HANOI - Sur la scène, des chanteuses peu connues et souvent mal attifées se déhanchent en enfilant les rengaines. Autour d'une table, un jeune chirurgien, au sortir d'une épuisante journée, et son épouse bavardent avec un photographe et un propriétaire de salon de coiffure. Attablé à côté, un groupe de Saïgonnais devient bruyant à force de s'imbiber de whisky. "Des commerçants" , dit le coiffeur. Il est 22 heures à Hanoï, et le Mosaic Night Club est à moitié rempli d'une clientèle partagée entre l'envie de rentrer dormir et celle de peupler la soirée. Le spectacle peut paraître un peu ringard mais, voilà dix ans encore, une telle ambiance aurait été impensable dans une capitale toujours austère et qui découvrait lentement "l'économie de marché au service du socialisme" .

Fin 1986, le pays s'est ouvert aux investissements étrangers. Aujourd'hui, le géant Nike emploie 130 000 ouvriers, et son chiffre d'affaires annuel est supérieur à un demi-milliard d'euros. Le Vietnam compte 82 millions d'habitants. Les deux tiers d'entre eux sont nés après la victoire communiste de 1975, dont le 30e anniversaire est célébré ce 30 avril. Le revenu annuel par tête a doublé de 1990 à 2000.

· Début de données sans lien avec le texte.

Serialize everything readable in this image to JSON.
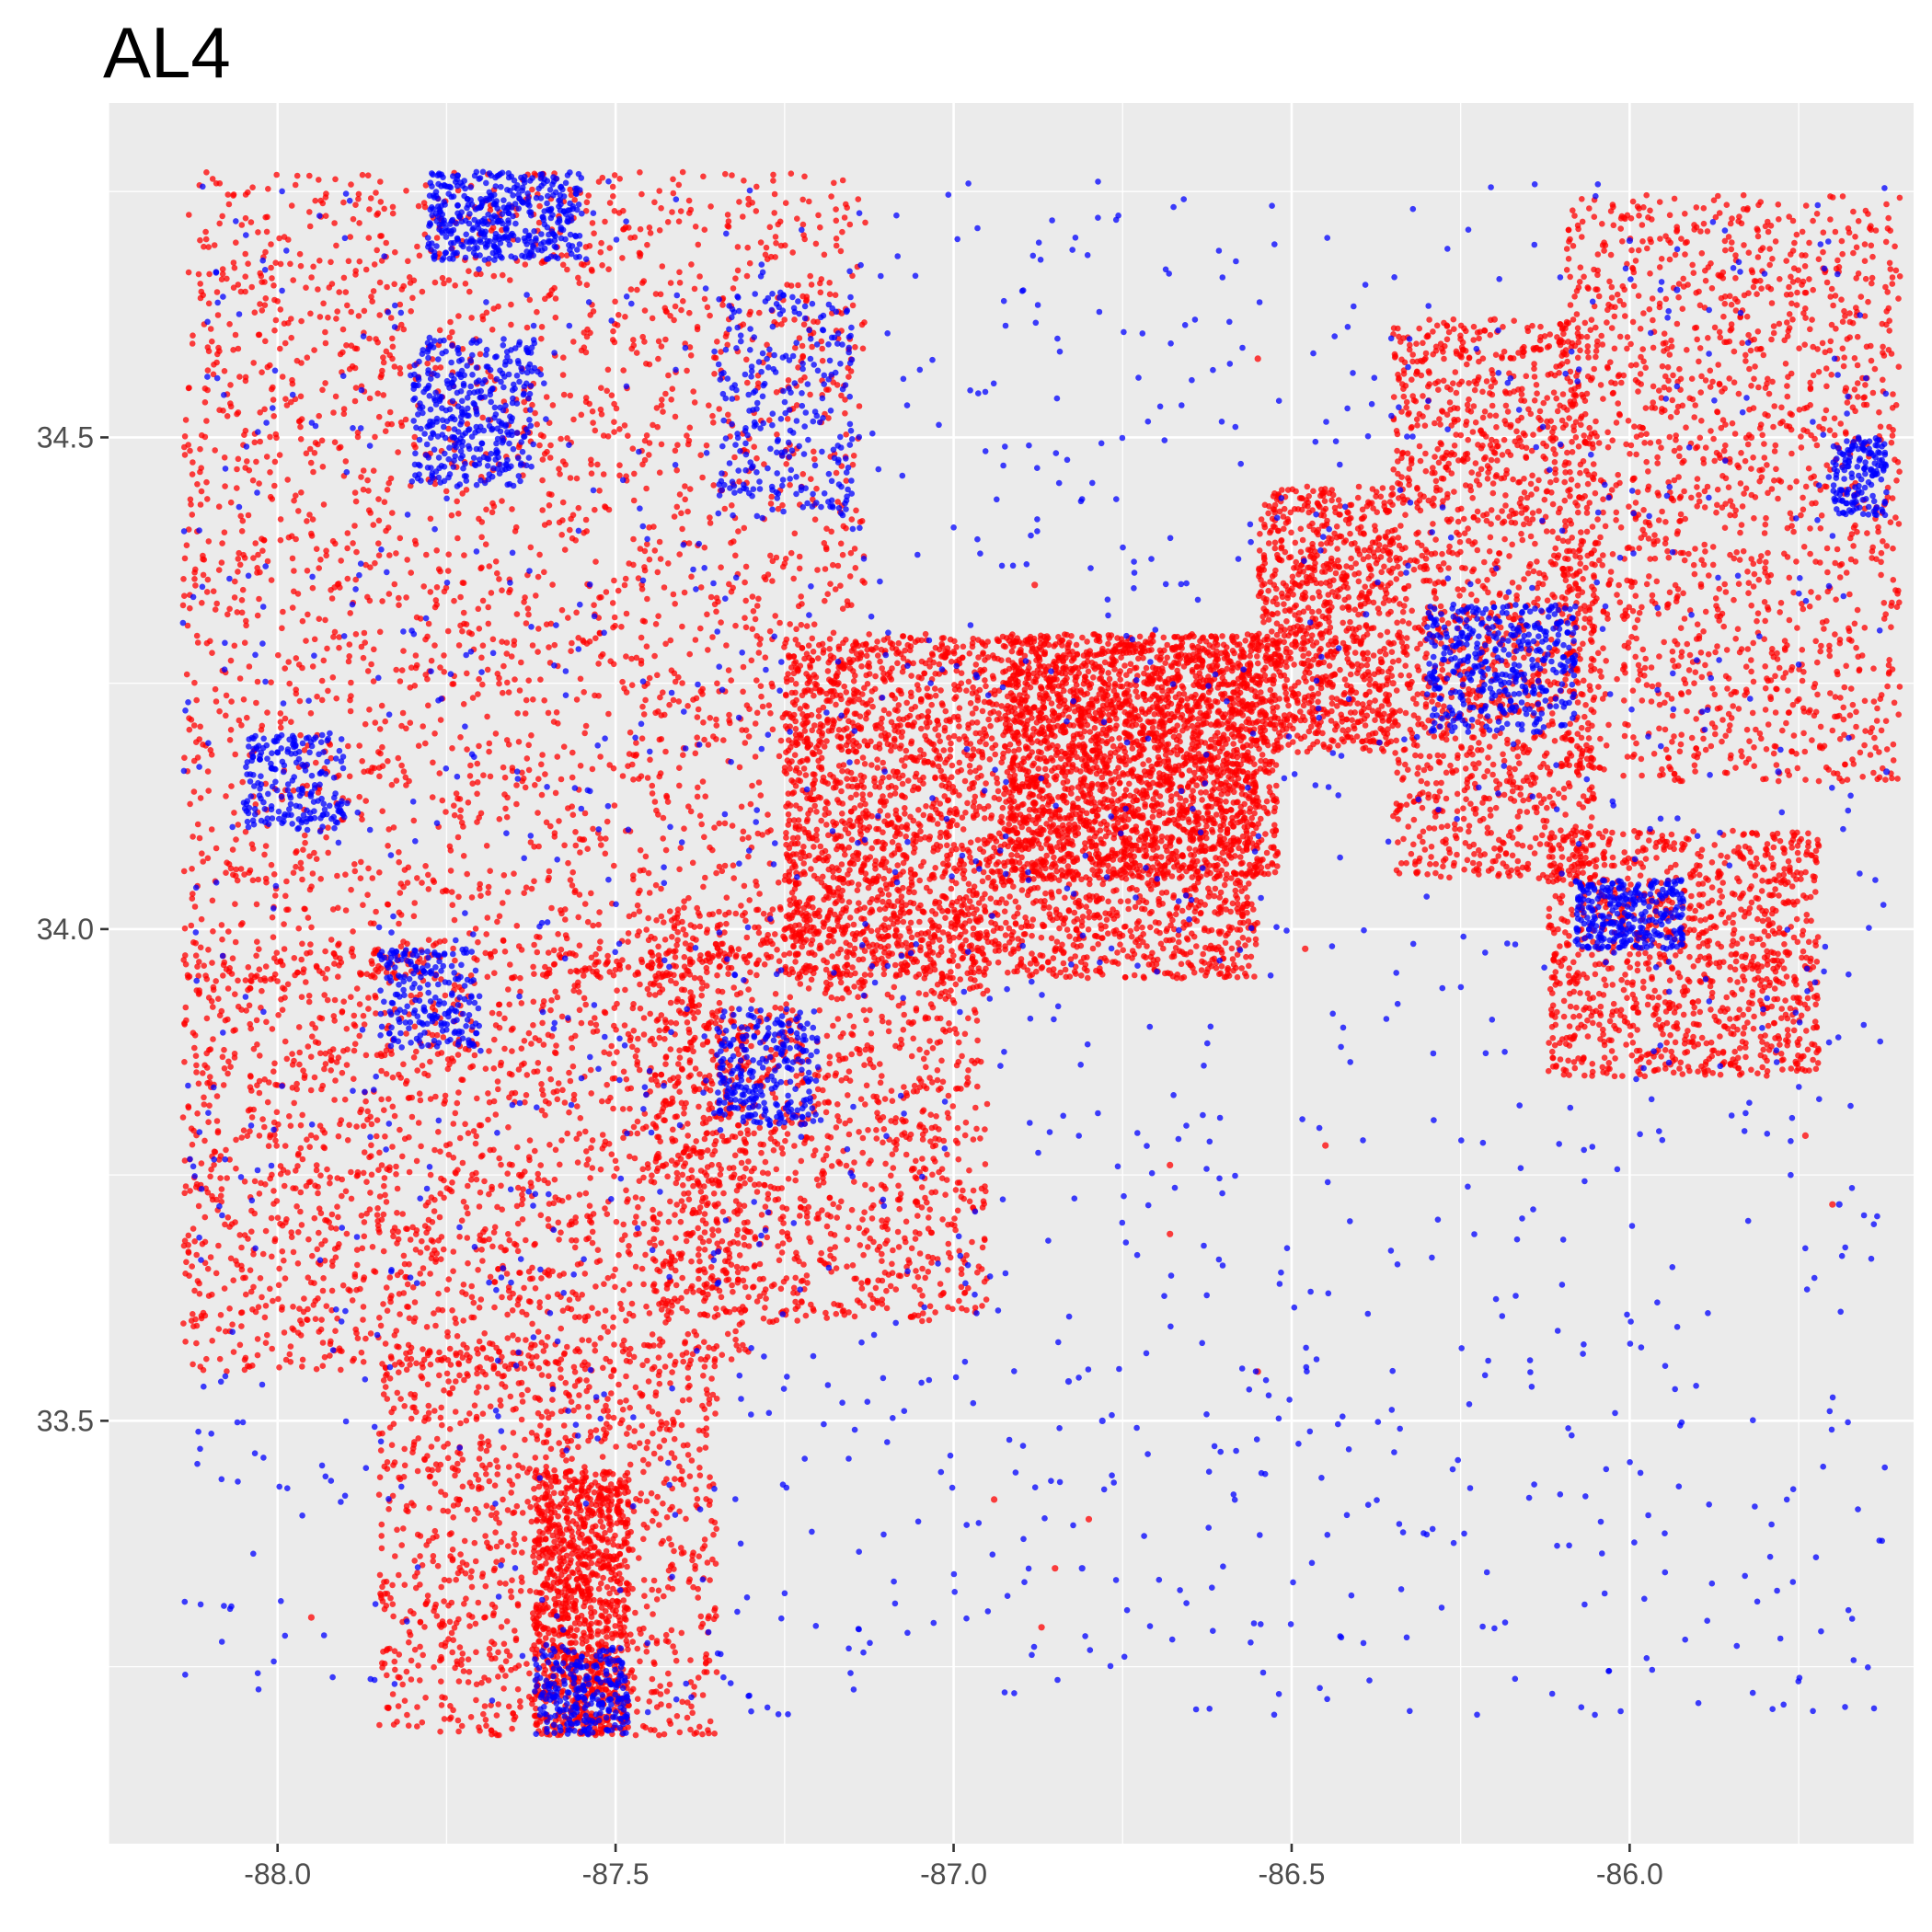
{
  "chart_data": {
    "type": "scatter",
    "title": "AL4",
    "xlabel": "",
    "ylabel": "",
    "xlim": [
      -88.25,
      -85.58
    ],
    "ylim": [
      33.07,
      34.84
    ],
    "grid": true,
    "legend": "none",
    "x_ticks": [
      -88.0,
      -87.5,
      -87.0,
      -86.5,
      -86.0
    ],
    "x_tick_labels": [
      "-88.0",
      "-87.5",
      "-87.0",
      "-86.5",
      "-86.0"
    ],
    "y_ticks": [
      33.5,
      34.0,
      34.5
    ],
    "y_tick_labels": [
      "33.5",
      "34.0",
      "34.5"
    ],
    "colors": {
      "panel_background": "#ebebeb",
      "grid_major": "#ffffff",
      "series_a": "#ff0000",
      "series_b": "#0000ff"
    },
    "series": [
      {
        "color": "#ff0000",
        "density_regions": [
          {
            "x": [
              -88.14,
              -87.13
            ],
            "y": [
              33.95,
              34.77
            ],
            "n": 2600
          },
          {
            "x": [
              -88.14,
              -87.3
            ],
            "y": [
              33.55,
              33.98
            ],
            "n": 1800
          },
          {
            "x": [
              -87.85,
              -87.35
            ],
            "y": [
              33.18,
              33.58
            ],
            "n": 1100
          },
          {
            "x": [
              -87.62,
              -87.48
            ],
            "y": [
              33.18,
              33.45
            ],
            "n": 900
          },
          {
            "x": [
              -87.45,
              -86.95
            ],
            "y": [
              33.6,
              34.02
            ],
            "n": 1300
          },
          {
            "x": [
              -87.25,
              -86.55
            ],
            "y": [
              33.95,
              34.3
            ],
            "n": 3200
          },
          {
            "x": [
              -86.92,
              -86.52
            ],
            "y": [
              34.05,
              34.3
            ],
            "n": 1600
          },
          {
            "x": [
              -86.55,
              -86.35
            ],
            "y": [
              34.18,
              34.45
            ],
            "n": 900
          },
          {
            "x": [
              -86.35,
              -86.05
            ],
            "y": [
              34.05,
              34.62
            ],
            "n": 1500
          },
          {
            "x": [
              -86.1,
              -85.6
            ],
            "y": [
              34.15,
              34.75
            ],
            "n": 1500
          },
          {
            "x": [
              -86.12,
              -85.72
            ],
            "y": [
              33.85,
              34.1
            ],
            "n": 1100
          }
        ],
        "sparse_points": [
          [
            -86.68,
            33.76
          ],
          [
            -86.68,
            33.69
          ],
          [
            -86.55,
            33.55
          ],
          [
            -86.8,
            33.4
          ],
          [
            -86.85,
            33.35
          ],
          [
            -86.87,
            33.29
          ],
          [
            -86.94,
            33.42
          ],
          [
            -86.88,
            34.35
          ],
          [
            -86.35,
            34.25
          ],
          [
            -86.45,
            33.78
          ],
          [
            -85.74,
            33.79
          ],
          [
            -85.7,
            33.72
          ],
          [
            -85.68,
            34.55
          ],
          [
            -85.82,
            34.5
          ],
          [
            -86.2,
            34.62
          ],
          [
            -87.95,
            33.3
          ],
          [
            -86.48,
            33.98
          ],
          [
            -86.55,
            34.58
          ]
        ]
      },
      {
        "color": "#0000ff",
        "density_regions": [
          {
            "x": [
              -87.78,
              -87.55
            ],
            "y": [
              34.68,
              34.77
            ],
            "n": 400
          },
          {
            "x": [
              -87.8,
              -87.62
            ],
            "y": [
              34.45,
              34.6
            ],
            "n": 350
          },
          {
            "x": [
              -87.35,
              -87.15
            ],
            "y": [
              34.42,
              34.65
            ],
            "n": 250
          },
          {
            "x": [
              -88.05,
              -87.9
            ],
            "y": [
              34.1,
              34.2
            ],
            "n": 200
          },
          {
            "x": [
              -87.85,
              -87.7
            ],
            "y": [
              33.88,
              33.98
            ],
            "n": 200
          },
          {
            "x": [
              -87.35,
              -87.2
            ],
            "y": [
              33.8,
              33.92
            ],
            "n": 250
          },
          {
            "x": [
              -87.62,
              -87.48
            ],
            "y": [
              33.18,
              33.27
            ],
            "n": 250
          },
          {
            "x": [
              -86.3,
              -86.08
            ],
            "y": [
              34.2,
              34.33
            ],
            "n": 400
          },
          {
            "x": [
              -86.08,
              -85.92
            ],
            "y": [
              33.98,
              34.05
            ],
            "n": 300
          },
          {
            "x": [
              -85.7,
              -85.62
            ],
            "y": [
              34.42,
              34.5
            ],
            "n": 150
          },
          {
            "x": [
              -88.14,
              -85.62
            ],
            "y": [
              33.2,
              34.77
            ],
            "n": 1500
          }
        ],
        "sparse_points": [
          [
            -86.83,
            33.54
          ],
          [
            -86.78,
            33.5
          ],
          [
            -86.81,
            33.35
          ],
          [
            -85.93,
            34.65
          ],
          [
            -85.78,
            34.16
          ],
          [
            -85.69,
            33.72
          ],
          [
            -85.62,
            34.16
          ],
          [
            -86.39,
            34.32
          ],
          [
            -86.0,
            34.7
          ]
        ]
      }
    ]
  }
}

"Le problème est l'éthique, surtout parmi les jeunes" , s'inquiète un vieux cadre du Parti communiste, pourtant connu pour ses idées libérales. "La corruption, les drogues, la prostitution, l'abandon des valeurs" , explique-t-il. Ce "relâchement" lui fait peur. Un autre vétéran du parti remarque que les entreprises privées ­ qui représentent le quart du produit intérieur brut et sont pratiquement les seuls créateurs d'emplois ­ doivent s'associer aux "capitalistes rouges" , qu'il qualifie de "propriétaires fonciers au nom du peuple" . Comme en Chine, le pouvoir encourage l'entreprise privée tout en contrôlant strictement la presse, les religions et les dissidents. Avec la préparation du Xe congrès du parti, prévu en 2006, les tensions montent d'un cran entre des factions concurrentes. "Les plus conservateurs se disent inquiets de ce qui s'est passé en Géorgie, en Ukraine et, plus récemment, au Kirghizstan ; ils n'y voient que des manipulations de l'Occident" , dit un communiste qui s'attend, comme tous les cinq ans, à une nouvelle tentative de verrouillage politique.

Les jeunes veulent construire le pays et écartent d'un revers de manche les préventions à l'égard du capitalisme. Dans une société encore confucianiste, cette rupture est gérée de façon pratique : tout en ne contestant pas le discours des anciens, les enfants des grandes familles communistes vivent de plus en plus comme ils l'entendent.

Ecarts de revenus

"Pendant un quart de siècle après la libération, nous n'avons pas eu de plan directeur du développement de Hô Chi Minh-Ville. C'est fait depuis l'an 2000 et c'est très important" , explique Nguyên Thiên Nhân, dynamique et jeune vice-président du Comité populaire de Saïgon, rebaptisé Hô Chi Minh-Ville en 1975. "La ville, poursuit-il, compte plus de 6 millions d'habitants et augmente d'un million d'habitants tous les sept ans. C'est très dur, notamment sur le plan du logement. Quand le taux d'expansion économique a été de 11,6 % en 2004 et devrait être de 12,4 % cette année, la discipline est indispensable."

La grande métropole et ses environs sont devenus, de loin, le premier pôle de développement économique du pays avec 40 % du PIB, 58 % de la production industrielle et 70 % des exportations. En règle générale, une croissance accélérée exacerbe les écarts de revenus. En outre, surtout dans des régions comme celles des hauts plateaux du Sud ou la haute région du Nord, peuplées de minorités ethniques pauvres, l'administration est entre les mains de "petits chefs arrogants et corrompus" , selon un expert européen. Ceux qui ont fui le pays en 1975 et dans les années suivantes ont droit à une offensive de charme. Parmi ces 2 millions de Viet Kieu, ou Vietnamiens d'outre-mer, dont les enfants sont diplômés des universités occidentales, les cerveaux pullulent, et l'argent ne manque pas, ainsi que lesouligne le transfert, en 2004, deplus 3 milliards d'euros à des parents demeurés au pays. "L'occasion de les récupérer est unique. Si le pouvoir est sincère, les Viet Kieu coopéreront. Mais si c'est un nouveau jeu du chat et de la souris, cela ne marchera pas" , dit un vétéran du parti.

A Hanoï, près du lac de l'Epée-Restituée, trône désormais une imposante statue de l'empereur Ly Thai Tô, fondateur de la ville en 1009. Le millénaire de Thang Long, premier nom de Hanoï, sera célébré en 2009. A Viet-Tri, à une heure de route de Hanoï, on a déjà fêté à la mi-avril les rois Hung, fondateurs semi-légendaires, avant l'ère chrétienne, du pays. Cette commémoration, a écrit un commentateur officiel, "exacerbe le patriotisme et la fierté nationale" . Les célébrations du 30 avril 1975 inscriront les communistes dans la droite lignée des empereurs qui ont défendu le Vietnam au fil des siècles. Mais le défilé prévu à Hô Chi Minh-Ville n'aura rien de martial. "Nous célébrons la paix, non la guerre" , dit Nguyên Thiên Nhân.